Date: Thu, 9 Mar 2006 22:26:35 +1100
From: "'David Gibson'" <david@gibson.dropbear.id.au>
To: "Chen, Kenneth W" <kenneth.w.chen@intel.com>
Cc: wli@holomorphy.com, "'Andrew Morton'" <akpm@osdl.org>, linux-mm@kvack.org,
       linux-kernel@vger.kernel.org
Subject: Re: [patch] hugetlb strict commit accounting
Message-ID: <20060309112635.GB9479@localhost.localdomain>
Mail-Followup-To: 'David Gibson' <david@gibson.dropbear.id.au>,
	"Chen, Kenneth W" <kenneth.w.chen@intel.com>, wli@holomorphy.com,
	'Andrew Morton' <akpm@osdl.org>, linux-mm@kvack.org,
	linux-kernel@vger.kernel.org
References: <200603091055.k29AtMg18402@unix-os.sc.intel.com>
Mime-Version: 1.0
Content-Type: text/plain; charset=us-ascii
Content-Disposition: inline
In-Reply-To: <200603091055.k29AtMg18402@unix-os.sc.intel.com>
User-Agent: Mutt/1.5.9i
Sender: linux-kernel-owner@vger.kernel.org
Content-Length: 10918
Lines: 330

On Thu, Mar 09, 2006 at 02:55:23AM -0800, Chen, Kenneth W wrote:
> Here is a competing implementation of hugetlb strict commit accounting.

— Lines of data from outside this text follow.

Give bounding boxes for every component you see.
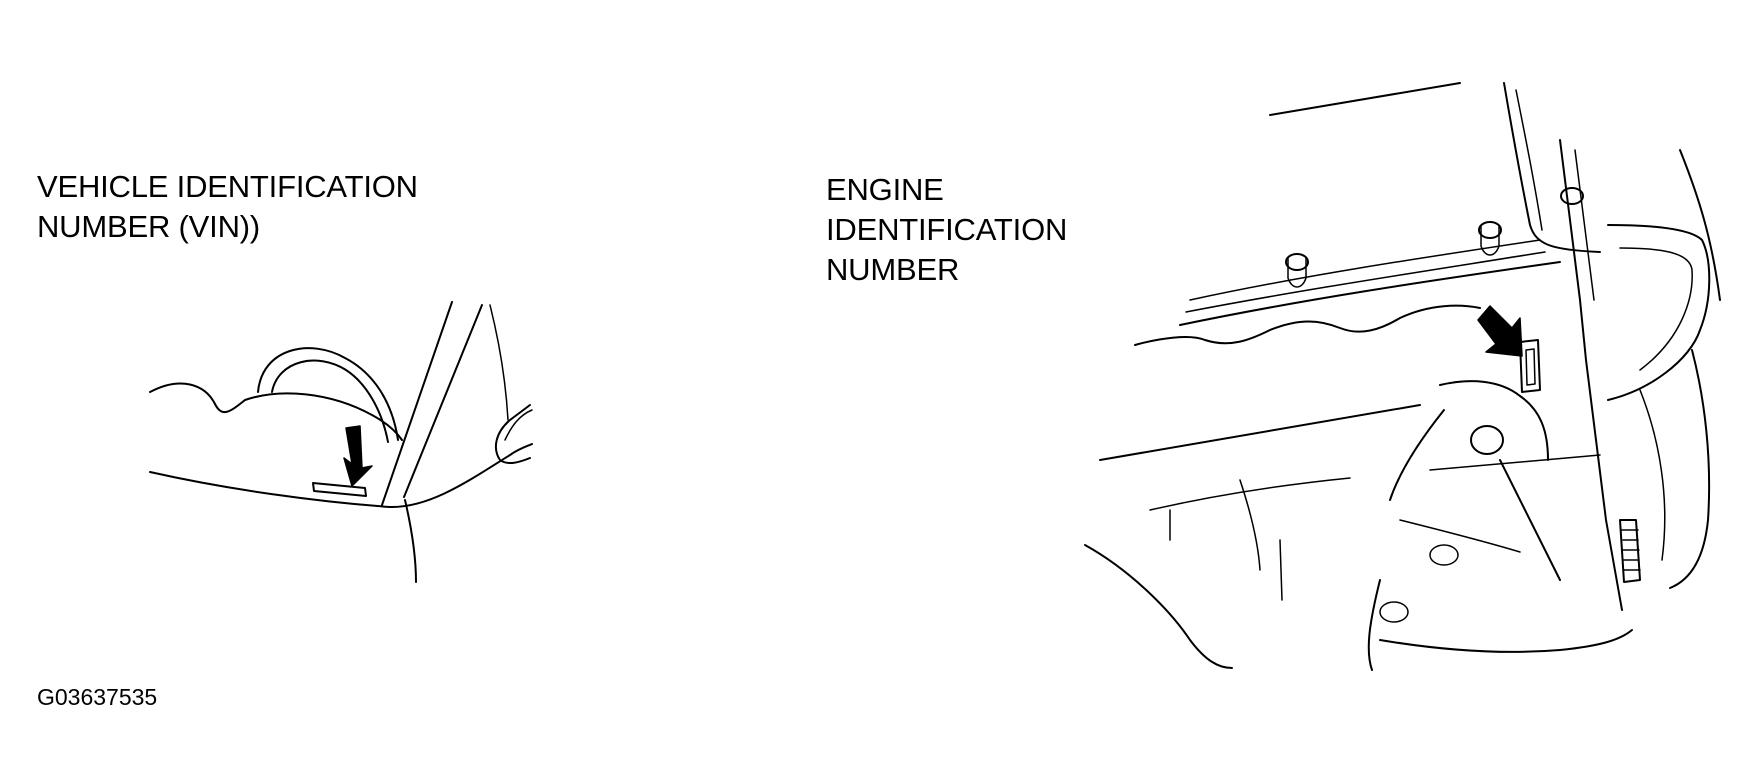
engine-callout-line-2: IDENTIFICATION [826,212,1068,247]
figure-reference-number: G03637535 [37,684,158,710]
arrow-down-icon [343,425,373,487]
engine-callout-line-1: ENGINE [826,172,944,207]
engine-callout-line-3: NUMBER [826,252,960,287]
vin-callout-line-1: VEHICLE IDENTIFICATION [37,169,418,204]
engine-id-callout-label: ENGINE IDENTIFICATION NUMBER [826,170,1067,290]
vin-callout-label: VEHICLE IDENTIFICATION NUMBER (VIN)) [37,167,418,247]
engine-illustration [1084,82,1721,671]
dashboard-illustration [149,301,533,583]
arrow-down-right-icon [1477,305,1523,357]
vin-callout-line-2: NUMBER (VIN)) [37,209,260,244]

> A back port of what was done about two years ago by Andy Whitcroft, Ray
> Bryant, and myself.
> 
> Essentially for the same purpose of this patch currently sit in -mm:
> 
> http://kernel.org/pub/linux/kernel/people/akpm/patches/2.6/2.6.16-rc5/2.6.16-rc5-mm3/broken-out/hugepage-strict-page-reservation-for
> -hugepage-inodes.patch
> 
> Except it is BETTER and more robust :-)  because:
> 
> (1) it does arbitrary variable length and arbitrary variable offset
> (2) doesn't need to perform linear traverse of page cache
> 
> It is more flexible that it will handle any arbitrary mmap offset
> versus the one in -mm that always reserve entire hugetlb file size.

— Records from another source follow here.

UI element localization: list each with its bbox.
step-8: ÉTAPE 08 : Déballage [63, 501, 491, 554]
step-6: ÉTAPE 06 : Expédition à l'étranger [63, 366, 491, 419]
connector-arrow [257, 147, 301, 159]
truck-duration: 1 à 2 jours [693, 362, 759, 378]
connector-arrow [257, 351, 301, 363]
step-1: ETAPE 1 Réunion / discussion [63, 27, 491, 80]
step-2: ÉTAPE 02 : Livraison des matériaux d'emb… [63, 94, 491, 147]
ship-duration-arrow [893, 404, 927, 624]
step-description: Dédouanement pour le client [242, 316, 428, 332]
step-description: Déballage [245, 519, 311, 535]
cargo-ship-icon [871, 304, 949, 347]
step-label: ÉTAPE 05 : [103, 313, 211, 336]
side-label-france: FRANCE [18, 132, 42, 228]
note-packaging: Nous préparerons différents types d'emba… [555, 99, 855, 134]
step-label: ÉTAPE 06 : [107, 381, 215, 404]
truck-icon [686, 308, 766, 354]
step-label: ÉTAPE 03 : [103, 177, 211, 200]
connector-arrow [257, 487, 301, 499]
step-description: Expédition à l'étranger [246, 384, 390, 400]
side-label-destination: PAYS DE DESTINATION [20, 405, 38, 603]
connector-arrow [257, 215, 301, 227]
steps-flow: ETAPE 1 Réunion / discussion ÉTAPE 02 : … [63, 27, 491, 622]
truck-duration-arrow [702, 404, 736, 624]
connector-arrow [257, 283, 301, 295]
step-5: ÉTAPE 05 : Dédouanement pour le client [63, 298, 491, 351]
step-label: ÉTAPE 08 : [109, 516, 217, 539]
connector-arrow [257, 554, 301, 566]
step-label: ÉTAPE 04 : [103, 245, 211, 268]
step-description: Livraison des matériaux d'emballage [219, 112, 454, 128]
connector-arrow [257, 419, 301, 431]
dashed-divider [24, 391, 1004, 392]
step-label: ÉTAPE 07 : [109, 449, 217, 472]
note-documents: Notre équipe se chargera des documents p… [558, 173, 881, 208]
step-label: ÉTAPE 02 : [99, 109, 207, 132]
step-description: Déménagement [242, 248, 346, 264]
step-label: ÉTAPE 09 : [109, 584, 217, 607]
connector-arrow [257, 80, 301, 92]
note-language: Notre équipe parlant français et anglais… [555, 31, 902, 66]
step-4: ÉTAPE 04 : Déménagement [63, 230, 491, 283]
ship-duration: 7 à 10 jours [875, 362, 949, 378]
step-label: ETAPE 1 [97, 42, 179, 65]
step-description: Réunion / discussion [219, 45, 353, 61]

> I've heard numerous complains from application developers that
> hugetlb is difficult to use in current state of affair. Having
> another peculiar behavior like "reservation would only work if
> mmap offset is zero" adds another horrendous factor.

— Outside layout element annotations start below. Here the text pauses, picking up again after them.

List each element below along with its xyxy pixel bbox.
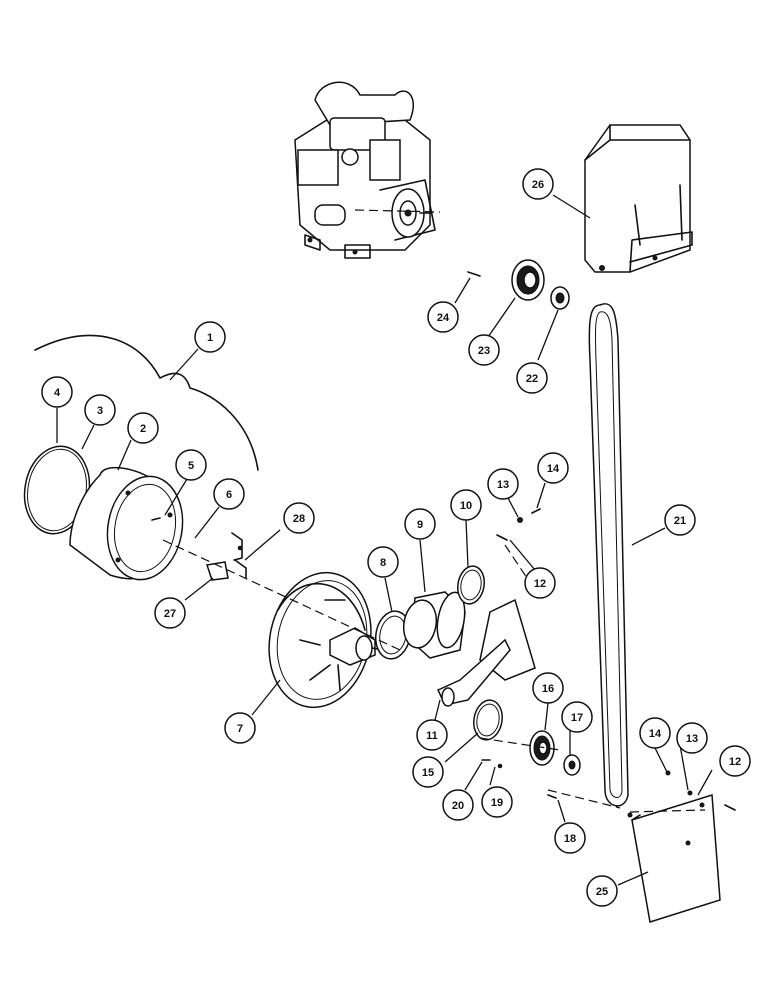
callout-13-upper: 13: [487, 468, 519, 500]
callout-14-upper: 14: [537, 452, 569, 484]
callout-20: 20: [442, 789, 474, 821]
callout-label: 23: [478, 345, 490, 357]
callout-label: 15: [422, 767, 434, 779]
callout-18: 18: [554, 822, 586, 854]
callout-label: 2: [140, 423, 146, 435]
callout-label: 14: [649, 728, 662, 740]
drum-assembly: [23, 445, 184, 581]
callout-label: 16: [542, 683, 554, 695]
callout-label: 9: [417, 519, 423, 531]
callout-label: 13: [497, 479, 509, 491]
callout-10: 10: [450, 489, 482, 521]
engine-drawing: [294, 81, 436, 259]
callout-label: 20: [452, 800, 464, 812]
callout-1: 1: [194, 321, 226, 353]
callout-12-upper: 12: [524, 567, 556, 599]
callout-2: 2: [127, 412, 159, 444]
idler-arm: [437, 598, 536, 707]
upper-sprocket-assembly: [467, 259, 570, 310]
callout-16: 16: [532, 672, 564, 704]
leader-lines: [56, 194, 713, 886]
callout-11: 11: [416, 719, 448, 751]
callout-13-lower: 13: [676, 722, 708, 754]
callout-label: 21: [674, 515, 686, 527]
belt-guard-top: [584, 124, 693, 273]
clutch-bushings: [374, 565, 485, 660]
callout-label: 8: [380, 557, 386, 569]
callout-19: 19: [481, 786, 513, 818]
callout-label: 13: [686, 733, 698, 745]
callout-label: 19: [491, 797, 503, 809]
callout-8: 8: [367, 546, 399, 578]
callout-label: 3: [97, 405, 103, 417]
callout-label: 17: [571, 712, 583, 724]
callout-21: 21: [664, 504, 696, 536]
callout-label: 25: [596, 886, 608, 898]
callout-label: 12: [534, 578, 546, 590]
callout-label: 4: [54, 387, 61, 399]
callout-3: 3: [84, 394, 116, 426]
callout-12-lower: 12: [719, 745, 751, 777]
callout-4: 4: [41, 376, 73, 408]
callout-label: 10: [460, 500, 472, 512]
callout-14-lower: 14: [639, 717, 671, 749]
callout-23: 23: [468, 334, 500, 366]
callout-17: 17: [561, 701, 593, 733]
callout-28: 28: [283, 502, 315, 534]
callout-24: 24: [427, 301, 459, 333]
callout-label: 12: [729, 756, 741, 768]
callout-label: 27: [164, 608, 176, 620]
callout-label: 28: [293, 513, 305, 525]
callout-15: 15: [412, 756, 444, 788]
callout-label: 14: [547, 463, 560, 475]
callout-label: 6: [226, 489, 232, 501]
bracket-parts: [206, 532, 247, 581]
callout-label: 7: [237, 723, 243, 735]
callout-9: 9: [404, 508, 436, 540]
callout-5: 5: [175, 449, 207, 481]
callout-22: 22: [516, 362, 548, 394]
bolt-12-upper: [496, 534, 508, 541]
drive-belt: [588, 303, 629, 807]
callout-7: 7: [224, 712, 256, 744]
flywheel: [268, 571, 396, 709]
callout-label: 24: [437, 312, 450, 324]
callout-label: 5: [188, 460, 194, 472]
nut-13-upper: [517, 517, 523, 523]
screw-14-upper: [531, 508, 541, 514]
assembly-outline-curve: [34, 334, 259, 471]
callout-label: 1: [207, 332, 213, 344]
callout-27: 27: [154, 597, 186, 629]
callout-label: 22: [526, 373, 538, 385]
callout-6: 6: [213, 478, 245, 510]
callout-25: 25: [586, 875, 618, 907]
callout-label: 11: [426, 730, 438, 742]
callout-26: 26: [522, 168, 554, 200]
callout-label: 18: [564, 833, 576, 845]
belt-guard-bottom: [627, 770, 736, 923]
callout-label: 26: [532, 179, 544, 191]
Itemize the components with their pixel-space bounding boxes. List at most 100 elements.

Um... as far as I can tell, this patch doesn't actually reserve
anything.  There are no changes to the fault handler ot
alloc_huge_page(), so there's nothing to stop PRIVATE mappings dipping
into the supposedly reserved pool.

More comments below.

>  fs/hugetlbfs/inode.c    |  188 ++++++++++++++++++++++++++++++++++++++----------
>  include/linux/hugetlb.h |    1 
>  mm/hugetlb.c            |    3 
>  3 files changed, 156 insertions(+), 36 deletions(-)
> 
> --- ./fs/hugetlbfs/inode.c.orig	2006-03-09 02:29:28.166820138 -0800
> +++ ./fs/hugetlbfs/inode.c	2006-03-09 03:20:29.311313889 -0800
> @@ -56,48 +56,160 @@ static void huge_pagevec_release(struct 
>  	pagevec_reinit(pvec);
>  }
>  
> -/*
> - * huge_pages_needed tries to determine the number of new huge pages that
> - * will be required to fully populate this VMA.  This will be equal to
> - * the size of the VMA in huge pages minus the number of huge pages
> - * (covered by this VMA) that are found in the page cache.
> - *
> - * Result is in bytes to be compatible with is_hugepage_mem_enough()
> - */
> -static unsigned long
> -huge_pages_needed(struct address_space *mapping, struct vm_area_struct *vma)
> +struct file_region {
> +	struct list_head link;
> +	int from;
> +	int to;
> +};
> +
> +static int region_add(struct list_head *head, int f, int t)
>  {
> -	int i;
> -	struct pagevec pvec;
> -	unsigned long start = vma->vm_start;
> -	unsigned long end = vma->vm_end;
> -	unsigned long hugepages = (end - start) >> HPAGE_SHIFT;
> -	pgoff_t next = vma->vm_pgoff >> (HPAGE_SHIFT - PAGE_SHIFT);
> -	pgoff_t endpg = next + hugepages;
> +	struct file_region *rg;
> +	struct file_region *nrg;
> +	struct file_region *trg;
> +
> +	/* Locate the region we are either in or before. */
> +	list_for_each_entry(rg, head, link)
> +		if (f <= rg->to)
> +			break;
>  
> -	pagevec_init(&pvec, 0);
> -	while (next < endpg) {
> -		if (!pagevec_lookup(&pvec, mapping, next, PAGEVEC_SIZE))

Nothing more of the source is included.